这段Python代码用于从源文件中提取出错误行的内容。它首先读取包含错误行号的文件,然后将这些行号转换为整数,最后在源文件中找到对应的行并将其写入新的文件。
# -*- coding:utf-8 -*-
#标准代码
import linecache
#lines存储错误的行
lines=[]        #错误行,字符串形式列表
error_lines=[]  #错误行,不包括首行
int_lines=[]    #错误行,整数形式列表,不包括首行
error_lines_file_path=r'C:\Users\yawei.chen\Desktop\Puck\Python\Job\test\error_seq.txt' #需要抽取的错误行数
source_file_path=r'C:\Users\yawei.chen\Desktop\Puck\Python\Job\test\iclog100.y2018.d0513.s00001.20180513002906.txt'#源文件
extract_file_path=r"C:\Users\yawei.chen\Desktop\IM22407681.txt"   #抽取的错误行文件,存储位置和文件名

#可控制函数
def truncate_file(error_lines_file_path,source_file_path,extract_file_path):
    # 读取错误的行数,并输出到error_lines
    with open(error_lines_file_path, "r", encoding='utf-8') as y:
        for line in y:
            lines.append(line)
            error_lines = lines[2:len(lines) + 1]

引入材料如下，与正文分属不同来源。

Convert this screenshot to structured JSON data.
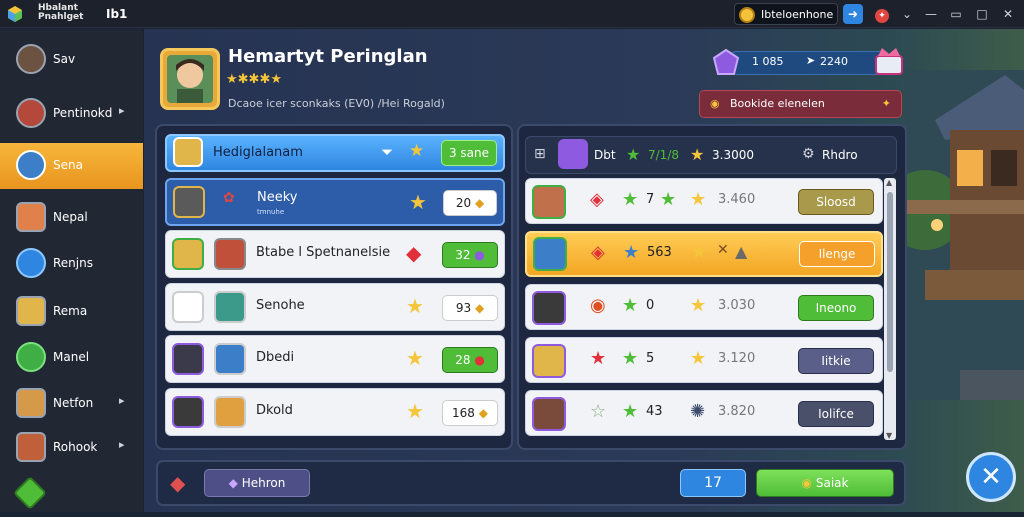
{
  "titlebar": {
    "app_line1": "Hbalant",
    "app_line2": "Pnahlget",
    "app_tag": "Ib1",
    "coins": "Ibteloenhone"
  },
  "sidebar": {
    "items": [
      {
        "label": "Sav",
        "chevron": false
      },
      {
        "label": "Pentinokd",
        "chevron": true
      },
      {
        "label": "Sena",
        "chevron": false,
        "active": true
      },
      {
        "label": "Nepal",
        "chevron": false
      },
      {
        "label": "Renjns",
        "chevron": false
      },
      {
        "label": "Rema",
        "chevron": false
      },
      {
        "label": "Manel",
        "chevron": false
      },
      {
        "label": "Netfon",
        "chevron": true
      },
      {
        "label": "Rohook",
        "chevron": true
      },
      {
        "label": "",
        "chevron": false
      }
    ]
  },
  "profile": {
    "name": "Hemartyt Peringlan",
    "stars": "★✱✱✱★",
    "subtitle": "Dcaoe icer sconkaks (EV0) /Hei Rogald)"
  },
  "currency": {
    "gems": "1 085",
    "gold": "2240"
  },
  "action_button": {
    "label": "Bookide elenelen"
  },
  "left_header": {
    "title": "Hediglalanam",
    "badge": "3 sane"
  },
  "left_rows": [
    {
      "name": "Neeky",
      "sub": "tmnuhe",
      "value": "20",
      "selected": true
    },
    {
      "name": "Btabe l Spetnanelsie",
      "sub": "",
      "value": "32",
      "selected": false
    },
    {
      "name": "Senohe",
      "sub": "",
      "value": "93",
      "selected": false
    },
    {
      "name": "Dbedi",
      "sub": "",
      "value": "28",
      "selected": false
    },
    {
      "name": "Dkold",
      "sub": "",
      "value": "168",
      "selected": false
    }
  ],
  "right_header": {
    "c1": "Dbt",
    "c2": "7/1/8",
    "c3": "3.3000",
    "c4": "Rhdro"
  },
  "right_rows": [
    {
      "mid": "7",
      "score": "3.460",
      "button": "Sloosd",
      "selected": false,
      "btn": "olive"
    },
    {
      "mid": "563",
      "score": "",
      "button": "Ilenge",
      "selected": true,
      "btn": "orange"
    },
    {
      "mid": "0",
      "score": "3.030",
      "button": "Ineono",
      "selected": false,
      "btn": "green"
    },
    {
      "mid": "5",
      "score": "3.120",
      "button": "Iitkie",
      "selected": false,
      "btn": "slate"
    },
    {
      "mid": "43",
      "score": "3.820",
      "button": "Iolifce",
      "selected": false,
      "btn": "slate"
    }
  ],
  "bottom": {
    "left_button": "Hehron",
    "count": "17",
    "confirm_button": "Saiak"
  },
  "colors": {
    "accent": "#f3a624",
    "blue": "#2f86e0",
    "green": "#4fbd37",
    "panel": "#1d2740"
  }
}
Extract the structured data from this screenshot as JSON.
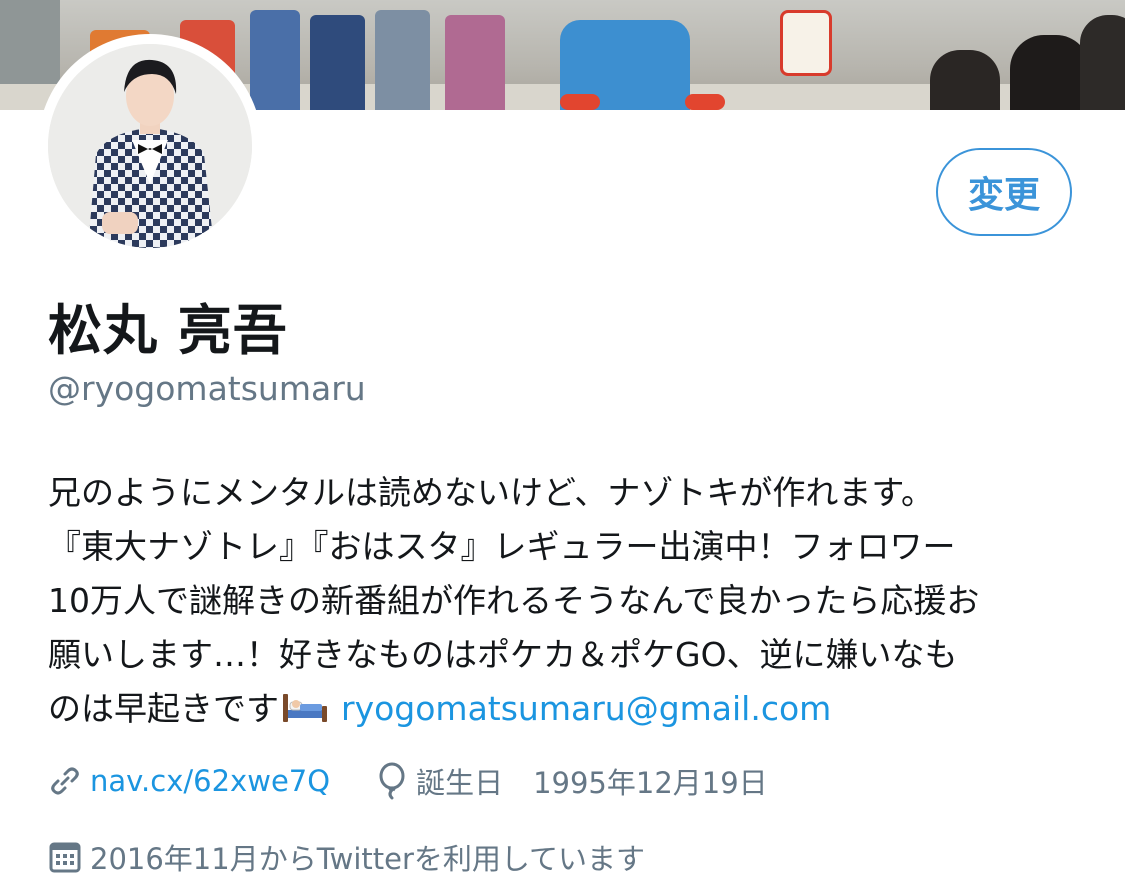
{
  "profile": {
    "display_name": "松丸 亮吾",
    "handle": "@ryogomatsumaru",
    "edit_button_label": "変更",
    "bio_lines": [
      "兄のようにメンタルは読めないけど、ナゾトキが作れます。",
      "『東大ナゾトレ』『おはスタ』レギュラー出演中！フォロワー",
      "10万人で謎解きの新番組が作れるそうなんで良かったら応援お",
      "願いします…！好きなものはポケカ＆ポケGO、逆に嫌いなも"
    ],
    "bio_last_line_text": "のは早起きです",
    "bio_email": "ryogomatsumaru@gmail.com",
    "website": "nav.cx/62xwe7Q",
    "birthday_label": "誕生日",
    "birthday_value": "1995年12月19日",
    "joined": "2016年11月からTwitterを利用しています"
  },
  "icons": {
    "bed": "bed-emoji-icon",
    "link": "link-icon",
    "birthday": "balloon-icon",
    "calendar": "calendar-icon"
  },
  "colors": {
    "accent": "#1b95e0",
    "button_border": "#3b94d9",
    "secondary_text": "#657786"
  }
}
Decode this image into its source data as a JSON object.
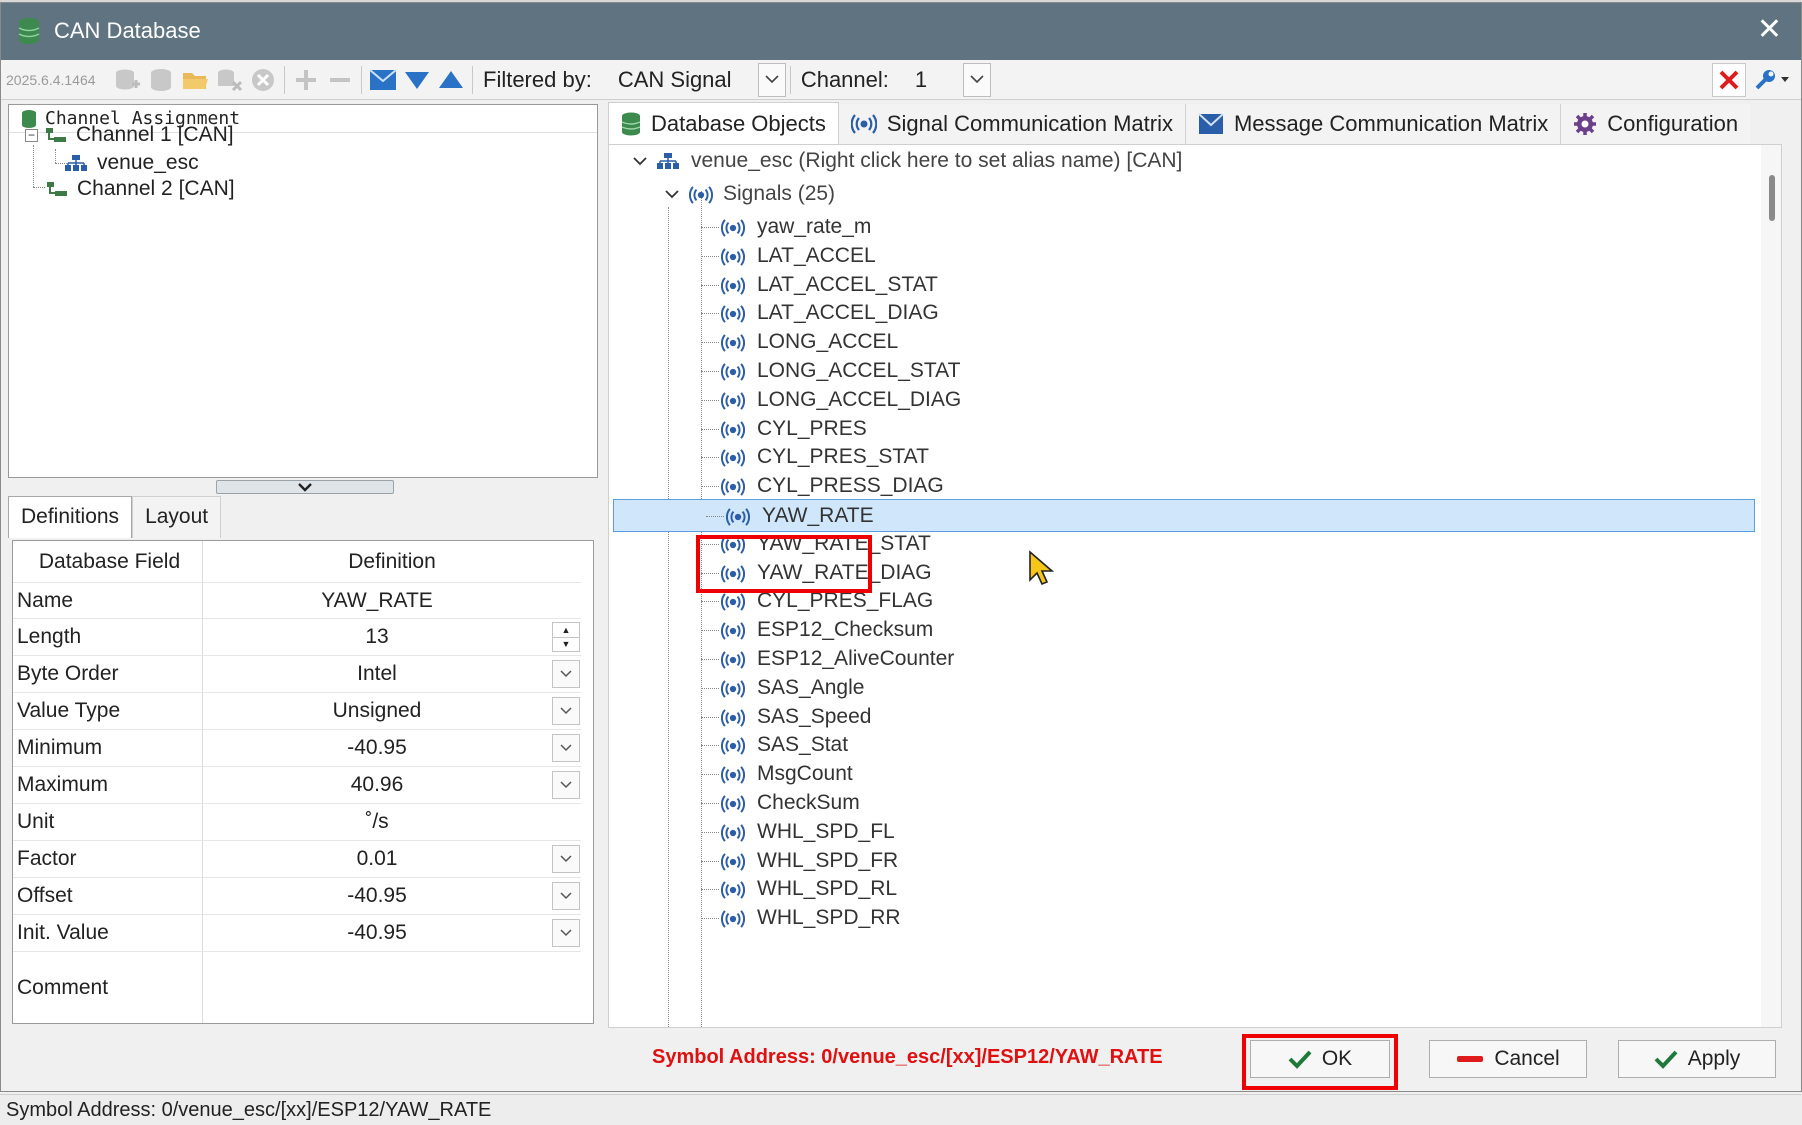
{
  "window": {
    "title": "CAN Database",
    "close_glyph": "✕"
  },
  "toolbar": {
    "version": "2025.6.4.1464",
    "filter_label": "Filtered by:",
    "filter_value": "CAN Signal",
    "channel_label": "Channel:",
    "channel_value": "1",
    "icons": [
      "add-database-icon",
      "database-icon",
      "open-folder-icon",
      "remove-database-icon",
      "close-circle-icon",
      "plus-icon",
      "minus-icon",
      "envelope-icon",
      "arrow-down-icon",
      "arrow-up-icon"
    ],
    "accent": "#2a72c5"
  },
  "left_tree": {
    "header": "Channel Assignment",
    "items": [
      {
        "label": "Channel 1 [CAN]",
        "expander": "−"
      },
      {
        "label": "venue_esc"
      },
      {
        "label": "Channel 2 [CAN]"
      }
    ]
  },
  "def_tabs": [
    "Definitions",
    "Layout"
  ],
  "definitions": {
    "headers": {
      "field": "Database Field",
      "definition": "Definition"
    },
    "rows": [
      {
        "field": "Name",
        "value": "YAW_RATE",
        "control": "none"
      },
      {
        "field": "Length",
        "value": "13",
        "control": "spin"
      },
      {
        "field": "Byte Order",
        "value": "Intel",
        "control": "drop"
      },
      {
        "field": "Value Type",
        "value": "Unsigned",
        "control": "drop"
      },
      {
        "field": "Minimum",
        "value": "-40.95",
        "control": "drop"
      },
      {
        "field": "Maximum",
        "value": "40.96",
        "control": "drop"
      },
      {
        "field": "Unit",
        "value": "˚/s",
        "control": "none"
      },
      {
        "field": "Factor",
        "value": "0.01",
        "control": "drop"
      },
      {
        "field": "Offset",
        "value": "-40.95",
        "control": "drop"
      },
      {
        "field": "Init. Value",
        "value": "-40.95",
        "control": "drop"
      },
      {
        "field": "Comment",
        "value": "",
        "control": "none"
      }
    ]
  },
  "right_tabs": [
    "Database Objects",
    "Signal Communication Matrix",
    "Message Communication Matrix",
    "Configuration"
  ],
  "right_tree": {
    "root": "venue_esc (Right click here to set alias name) [CAN]",
    "signals_group": "Signals (25)",
    "signals": [
      "yaw_rate_m",
      "LAT_ACCEL",
      "LAT_ACCEL_STAT",
      "LAT_ACCEL_DIAG",
      "LONG_ACCEL",
      "LONG_ACCEL_STAT",
      "LONG_ACCEL_DIAG",
      "CYL_PRES",
      "CYL_PRES_STAT",
      "CYL_PRESS_DIAG",
      "YAW_RATE",
      "YAW_RATE_STAT",
      "YAW_RATE_DIAG",
      "CYL_PRES_FLAG",
      "ESP12_Checksum",
      "ESP12_AliveCounter",
      "SAS_Angle",
      "SAS_Speed",
      "SAS_Stat",
      "MsgCount",
      "CheckSum",
      "WHL_SPD_FL",
      "WHL_SPD_FR",
      "WHL_SPD_RL",
      "WHL_SPD_RR"
    ],
    "selected": "YAW_RATE"
  },
  "bottom": {
    "symbol_address": "Symbol Address: 0/venue_esc/[xx]/ESP12/YAW_RATE",
    "ok": "OK",
    "cancel": "Cancel",
    "apply": "Apply"
  },
  "status_bar": "Symbol Address: 0/venue_esc/[xx]/ESP12/YAW_RATE",
  "colors": {
    "titlebar": "#5f7380",
    "selection": "#cfe6fb",
    "highlight_red": "#e00000",
    "icon_blue": "#2a5ea8",
    "check_green": "#1f7a3a"
  }
}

        # 生成int_lines,将error_lines中的字符串转换成int格式
        for int_line in error_lines:
            int_lines.append(int(int_line))

    # 在源文件中,提取错误行的内容
    with open(source_file_path, 'r', encoding='utf-8') as f1, \
            open(extract_file_path, 'w', encoding='utf-8') as f2:
        # 将错误行写入到extract_file_path文件中
        for int_line in int_lines:
            count = linecache.getline(source_file_path, int_line)
            f2.write(count)

truncate_file(error_lines_file_path,source_file_path,extract_file_path)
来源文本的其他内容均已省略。